A language along the lines of APL or J could "reasonably" use an & operator to mean pretty much anything, since there is no expectation that code in those languages bears any resemblance at all to C-like languages. Not sure if either of those two does in fact use either & or &&.
What meanings it's "reasonable" for a binary & operator overload to have in C++ is a matter of taste - normally it would be something that's analogous to bitwise & in some way, because the values represented by your class can be considered as a sequence of bits in some way. Doesn't have to be, though, as long as it's something that makes sense in the domain. Normally it's fairly "unreasonable" to use an & overload just because & happens to be unused. But if your class represents something fairly abstruse in mathematics and you need a third binary operator after + and *, I suppose you'd start looking around. If what you want is something with even lower precedence than +, binary & is a candidate. I can't for the moment think of any structures in abstract algebra that want such a thing, but that doesn't mean there aren't any.
Overloading operator&& in C++ is moderately antisocial, since the un-overloaded version of the operator short-circuits and overloaded versions don't. C++ programmers are used to writing expressions like if (p && *p != 0), so by overloading operator&& you're in effect messing with a control structure.
Overloading unary operator& in C++ is extremely antisocial. It stops people taking pointers to your objects. IIRC there are some awkward cases where common implementations of standard templates require of their template parameters that unary operator& results in a pointer (or at least a very pointer-like thing). This is not documented in the requirements for the argument, but is either almost or completely unavoidable when the library-writer comes to implement the template. So the overload would place restrictions on the use of the class that can't be deduced from the standard, and there'd better be a very good reason for that.
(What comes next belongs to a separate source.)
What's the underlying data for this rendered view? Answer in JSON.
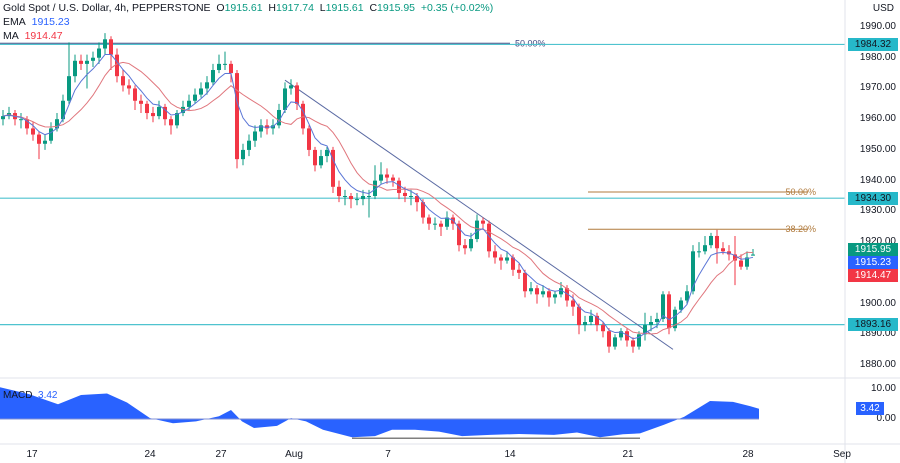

[Edit: what I didn't know when I wrote this, but do know now, is that template-writers could work around the need to use unary operator& with template parameters where the standard doesn't specify what & does for that type (i.e. all of them). You can do what boost::addressof does, which is:
reinterpret_cast<Foo*>(&reinterpret_cast<char&>(foo))
The standard doesn't require much of reinterpet_cast, but since we're talking about standard templates they know exactly what it does in the implementation, and anyway it's legal to reinterpret an object as chars. I think this is guaranteed to work - but if not the implementation can ensure that it does work if necessary to write fully conforming standard templates.
But, if your implementation doesn't go to these lengths to avoid calling an overloaded operator&, the original problem remains.]